Africains et invisibles : l’autre crise des migrants new-yorkais

Vous ne le sauriez pas de l’extérieur de la maison de l’imam Omar Niass, mais le bâtiment en briques bien rangé d’un immeuble résidentiel du Bronx est plein à craquer. Chaque nuit, près de 70 hommes, migrants africains nouvellement arrivés, dorment entassés sur le sol d’un sous-sol sans air, enchevêtrement de bras et de pieds et rêves agités.

Quand ils prient, ils trébuchent les uns contre les autres, formant une vague désordonnée alors qu’ils passent de l’inclinaison à la position debout, puis reviennent à l’inclinaison et à la position assise. Il n’y a qu’une seule salle de bain pour tout le monde, et cela peut prendre plusieurs jours pour prendre une douche.

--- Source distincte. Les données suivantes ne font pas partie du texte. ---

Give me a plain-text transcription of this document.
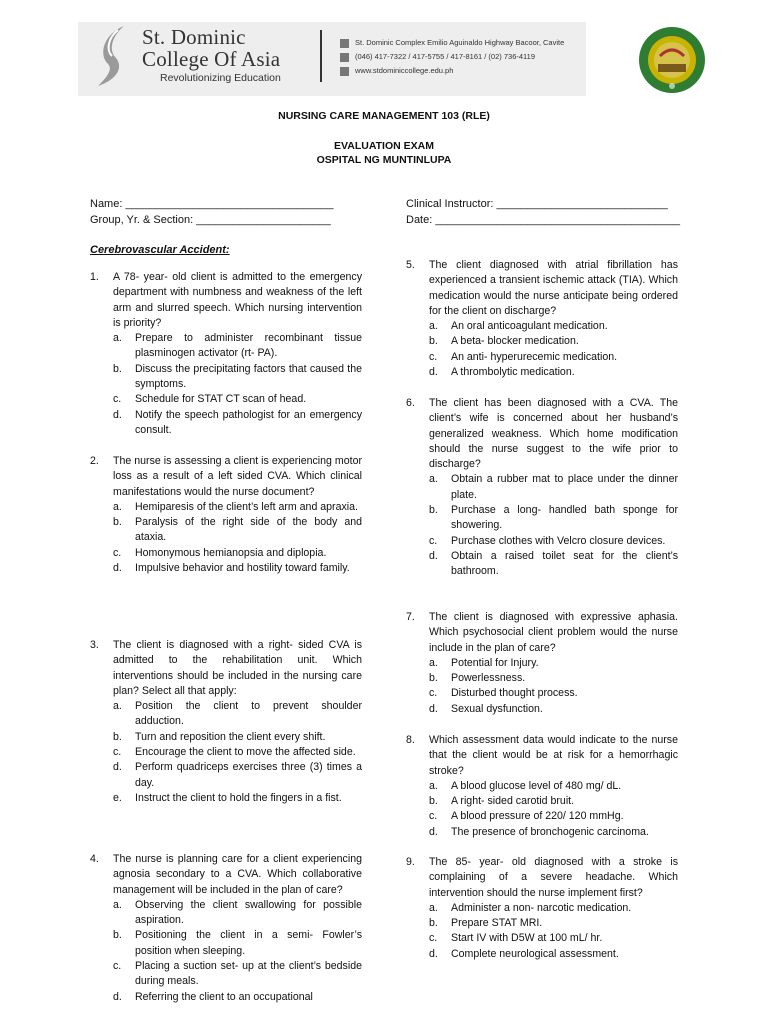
St. Dominic
College Of Asia
Revolutionizing Education
St. Dominic Complex Emilio Aguinaldo Highway Bacoor, Cavite
(046) 417-7322 / 417-5755 / 417-8161 / (02) 736-4119
www.stdominiccollege.edu.ph
NURSING CARE MANAGEMENT 103 (RLE)
EVALUATION EXAM
OSPITAL NG MUNTINLUPA
Name: __________________________________
Group, Yr. & Section: ______________________
Clinical Instructor: ____________________________
Date: ________________________________________
Cerebrovascular Accident:
1.	A 78- year- old client is admitted to the emergency department with numbness and weakness of the left arm and slurred speech. Which nursing intervention is priority?
a. Prepare to administer recombinant tissue plasminogen activator (rt- PA).
b. Discuss the precipitating factors that caused the symptoms.
c. Schedule for STAT CT scan of head.
d. Notify the speech pathologist for an emergency consult.
2.	The nurse is assessing a client is experiencing motor loss as a result of a left sided CVA. Which clinical manifestations would the nurse document?
a. Hemiparesis of the client’s left arm and apraxia.
b. Paralysis of the right side of the body and ataxia.
c. Homonymous hemianopsia and diplopia.
d. Impulsive behavior and hostility toward family.
3.	The client is diagnosed with a right- sided CVA is admitted to the rehabilitation unit. Which interventions should be included in the nursing care plan? Select all that apply:
a. Position the client to prevent shoulder adduction.
b. Turn and reposition the client every shift.
c. Encourage the client to move the affected side.
d. Perform quadriceps exercises three (3) times a day.
e. Instruct the client to hold the fingers in a fist.
4.	The nurse is planning care for a client experiencing agnosia secondary to a CVA. Which collaborative management will be included in the plan of care?
a. Observing the client swallowing for possible aspiration.
b. Positioning the client in a semi- Fowler’s position when sleeping.
c. Placing a suction set- up at the client’s bedside during meals.
d. Referring the client to an occupational
5.	The client diagnosed with atrial fibrillation has experienced a transient ischemic attack (TIA). Which medication would the nurse anticipate being ordered for the client on discharge?
a. An oral anticoagulant medication.
b. A beta- blocker medication.
c. An anti- hyperurecemic medication.
d. A thrombolytic medication.
6.	The client has been diagnosed with a CVA. The client’s wife is concerned about her husband’s generalized weakness. Which home modification should the nurse suggest to the wife prior to discharge?
a. Obtain a rubber mat to place under the dinner plate.
b. Purchase a long- handled bath sponge for showering.
c. Purchase clothes with Velcro closure devices.
d. Obtain a raised toilet seat for the client’s bathroom.
7.	The client is diagnosed with expressive aphasia. Which psychosocial client problem would the nurse include in the plan of care?
a. Potential for Injury.
b. Powerlessness.
c. Disturbed thought process.
d. Sexual dysfunction.
8.	Which assessment data would indicate to the nurse that the client would be at risk for a hemorrhagic stroke?
a. A blood glucose level of 480 mg/ dL.
b. A right- sided carotid bruit.
c. A blood pressure of 220/ 120 mmHg.
d. The presence of bronchogenic carcinoma.
9.	The 85- year- old diagnosed with a stroke is complaining of a severe headache. Which intervention should the nurse implement first?
a. Administer a non- narcotic medication.
b. Prepare STAT MRI.
c. Start IV with D5W at 100 mL/ hr.
d. Complete neurological assessment.
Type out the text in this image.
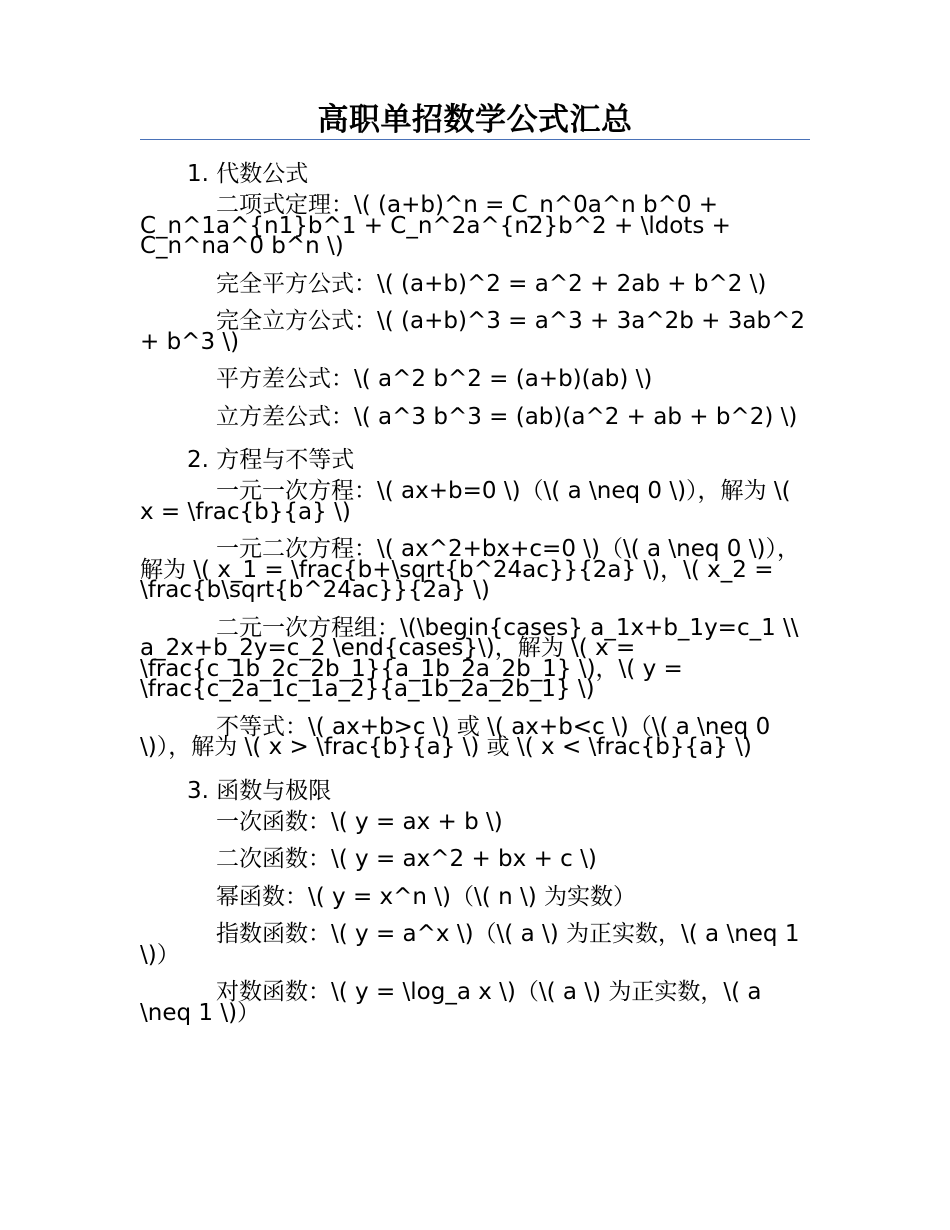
高职单招数学公式汇总
1. 代数公式
二项式定理：\( (a+b)^n = C_n^0a^n b^0 + C_n^1a^{n1}b^1 + C_n^2a^{n2}b^2 + \ldots + C_n^na^0 b^n \)
完全平方公式：\( (a+b)^2 = a^2 + 2ab + b^2 \)
完全立方公式：\( (a+b)^3 = a^3 + 3a^2b + 3ab^2 + b^3 \)
平方差公式：\( a^2 b^2 = (a+b)(ab) \)
立方差公式：\( a^3 b^3 = (ab)(a^2 + ab + b^2) \)
2. 方程与不等式
一元一次方程：\( ax+b=0 \)（\( a \neq 0 \)），解为 \( x = \frac{b}{a} \)
一元二次方程：\( ax^2+bx+c=0 \)（\( a \neq 0 \)），解为 \( x_1 = \frac{b+\sqrt{b^24ac}}{2a} \)，\( x_2 = \frac{b\sqrt{b^24ac}}{2a} \)
二元一次方程组：\(\begin{cases} a_1x+b_1y=c_1 \\ a_2x+b_2y=c_2 \end{cases}\)，解为 \( x = \frac{c_1b_2c_2b_1}{a_1b_2a_2b_1} \)，\( y = \frac{c_2a_1c_1a_2}{a_1b_2a_2b_1} \)
不等式：\( ax+b>c \) 或 \( ax+b<c \)（\( a \neq 0 \)），解为 \( x > \frac{b}{a} \) 或 \( x < \frac{b}{a} \)
3. 函数与极限
一次函数：\( y = ax + b \)
二次函数：\( y = ax^2 + bx + c \)
幂函数：\( y = x^n \)（\( n \) 为实数）
指数函数：\( y = a^x \)（\( a \) 为正实数，\( a \neq 1 \)）
对数函数：\( y = \log_a x \)（\( a \) 为正实数，\( a \neq 1 \)）
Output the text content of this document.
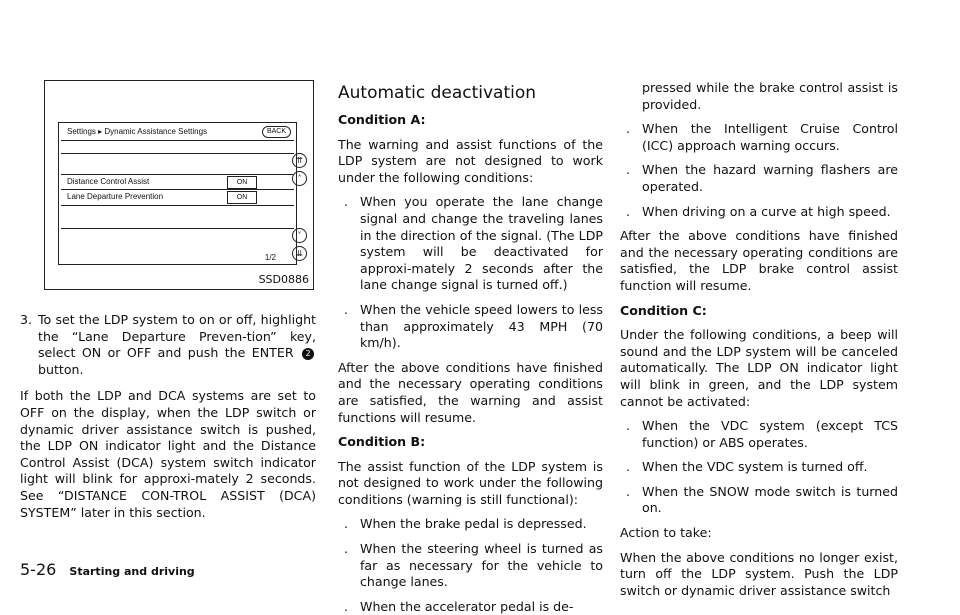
Settings ▸ Dynamic Assistance Settings	BACK
Distance Control Assist	ON
Lane Departure Prevention	ON
1/2
⇈
˄
˅
⇊
SSD0886

3. To set the LDP system to on or off, highlight the “Lane Departure Preven-tion” key, select ON or OFF and push the ENTER 2 button.

If both the LDP and DCA systems are set to OFF on the display, when the LDP switch or dynamic driver assistance switch is pushed, the LDP ON indicator light and the Distance Control Assist (DCA) system switch indicator light will blink for approxi-mately 2 seconds. See “DISTANCE CON-TROL ASSIST (DCA) SYSTEM” later in this section.

Automatic deactivation

Condition A:

The warning and assist functions of the LDP system are not designed to work under the following conditions:

. When you operate the lane change signal and change the traveling lanes in the direction of the signal. (The LDP system will be deactivated for approxi-mately 2 seconds after the lane change signal is turned off.)

. When the vehicle speed lowers to less than approximately 43 MPH (70 km/h).

After the above conditions have finished and the necessary operating conditions are satisfied, the warning and assist functions will resume.

Condition B:

The assist function of the LDP system is not designed to work under the following conditions (warning is still functional):

. When the brake pedal is depressed.

. When the steering wheel is turned as far as necessary for the vehicle to change lanes.

. When the accelerator pedal is de-

pressed while the brake control assist is provided.

. When the Intelligent Cruise Control (ICC) approach warning occurs.

. When the hazard warning flashers are operated.

. When driving on a curve at high speed.

After the above conditions have finished and the necessary operating conditions are satisfied, the LDP brake control assist function will resume.

Condition C:

Under the following conditions, a beep will sound and the LDP system will be canceled automatically. The LDP ON indicator light will blink in green, and the LDP system cannot be activated:

. When the VDC system (except TCS function) or ABS operates.

. When the VDC system is turned off.

. When the SNOW mode switch is turned on.

Action to take:

When the above conditions no longer exist, turn off the LDP system. Push the LDP switch or dynamic driver assistance switch

5-26 Starting and driving
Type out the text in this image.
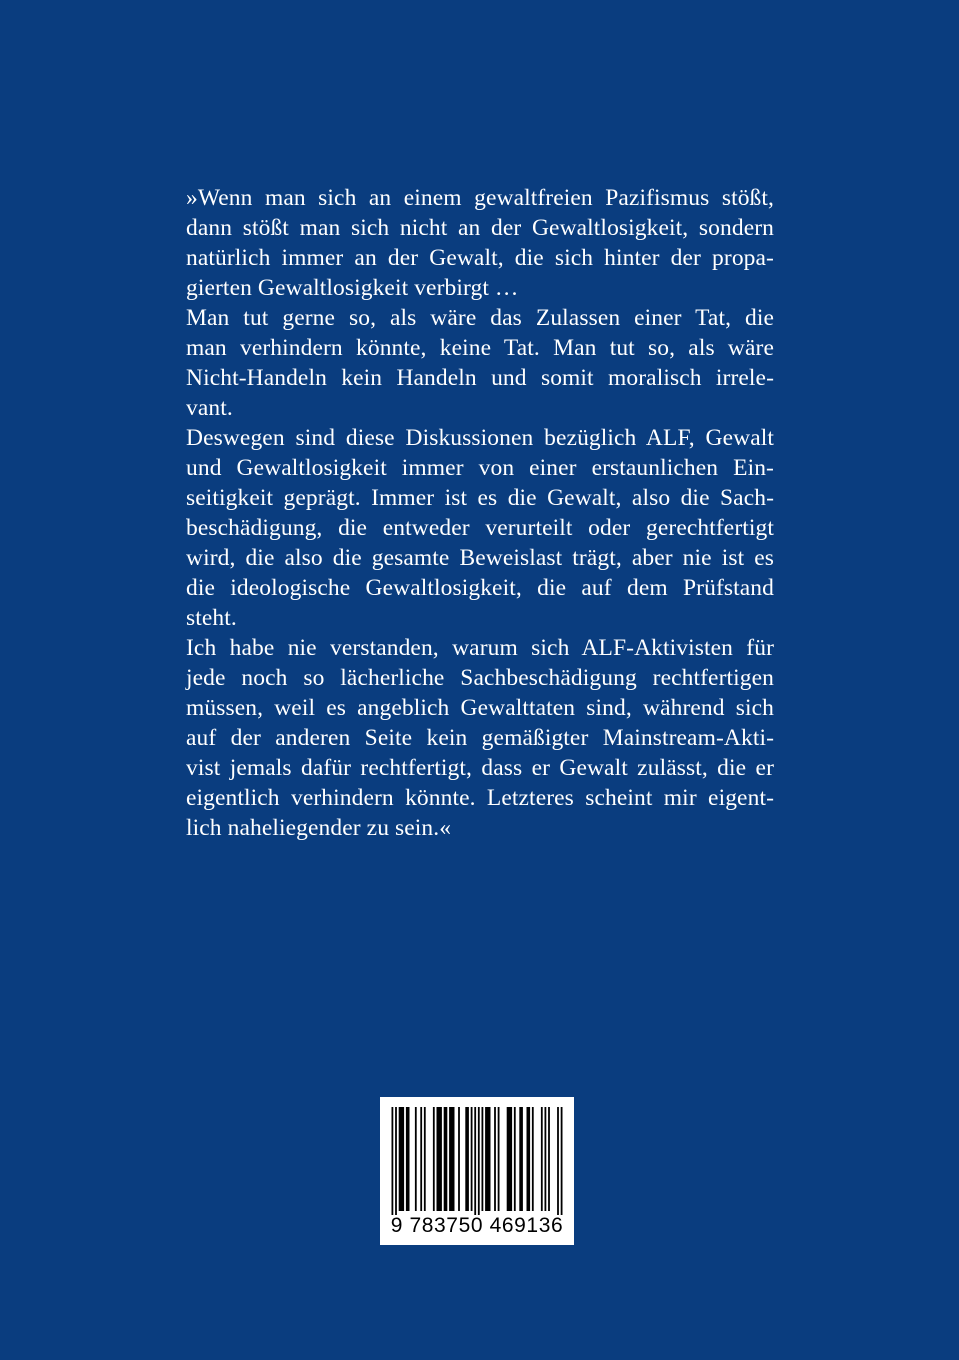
»Wenn man sich an einem gewaltfreien Pazifismus stößt,
dann stößt man sich nicht an der Gewaltlosigkeit, sondern
natürlich immer an der Gewalt, die sich hinter der propa-
gierten Gewaltlosigkeit verbirgt …
Man tut gerne so, als wäre das Zulassen einer Tat, die
man verhindern könnte, keine Tat. Man tut so, als wäre
Nicht-Handeln kein Handeln und somit moralisch irrele-
vant.
Deswegen sind diese Diskussionen bezüglich ALF, Gewalt
und Gewaltlosigkeit immer von einer erstaunlichen Ein-
seitigkeit geprägt. Immer ist es die Gewalt, also die Sach-
beschädigung, die entweder verurteilt oder gerechtfertigt
wird, die also die gesamte Beweislast trägt, aber nie ist es
die ideologische Gewaltlosigkeit, die auf dem Prüfstand
steht.
Ich habe nie verstanden, warum sich ALF-Aktivisten für
jede noch so lächerliche Sachbeschädigung rechtfertigen
müssen, weil es angeblich Gewalttaten sind, während sich
auf der anderen Seite kein gemäßigter Mainstream-Akti-
vist jemals dafür rechtfertigt, dass er Gewalt zulässt, die er
eigentlich verhindern könnte. Letzteres scheint mir eigent-
lich naheliegender zu sein.«
9 783750 469136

Pourtant, après une récente sortie à l’aéroport international Kennedy, l’imam Omar est revenu avec cinq autres hommes. Quelques jours plus tôt, il était allé en chercher 15. Et avant cela, 10.

« Je me fiche de qui vous êtes ou d’où vous venez, je ne peux pas laisser les gens dormir dans la rue », a-t-il dit en rentrant chez lui à la maison de culte islamique Masjid Ansaru-Deen depuis l’aéroport, où il avait récupéré les derniers arrivés, un groupe d’hommes sénégalais.

La crise migratoire actuelle est devenue célèbre pour les images de bus remplis d’immigrants latinos déposés, souvent sans manteau, dans les villes du nord. Mais il y a eu une autre vague cachée de personnes qui arrivent dans la ville depuis des années en provenance d’Amérique latine : les migrants d’Afrique. Ils avaient souvent vécu au Brésil, par exemple, ou au Mexique, travaillant comme pêcheurs ou dans des usines et apprenant l’espagnol et le portugais en cours de route.

Alors que la pandémie de Covid a dévasté tant d’économies d’Amérique latine, ces hommes se sont dirigés vers le nord pour chercher du travail, rejoignant des milliers d’autres du Venezuela et d’Amérique centrale qui ont fui les troubles dans l’espoir d’entrer aux États-Unis.

Leur arrivée élargit une communauté africaine déjà florissante qui existe à New York depuis des décennies; il y a un petit Sénégal à Harlem, et des immigrants plus récents de Gambie se sont établis dans le Bronx.

Mais contrairement aux migrants latinos qui ont été envoyés au nord par les gouverneurs républicains, devenant ainsi le visage de la crise des migrants et attirant l’attention des organes de presse et des responsables de la ville de New York, les migrants africains et caribéens ont été largement négligés.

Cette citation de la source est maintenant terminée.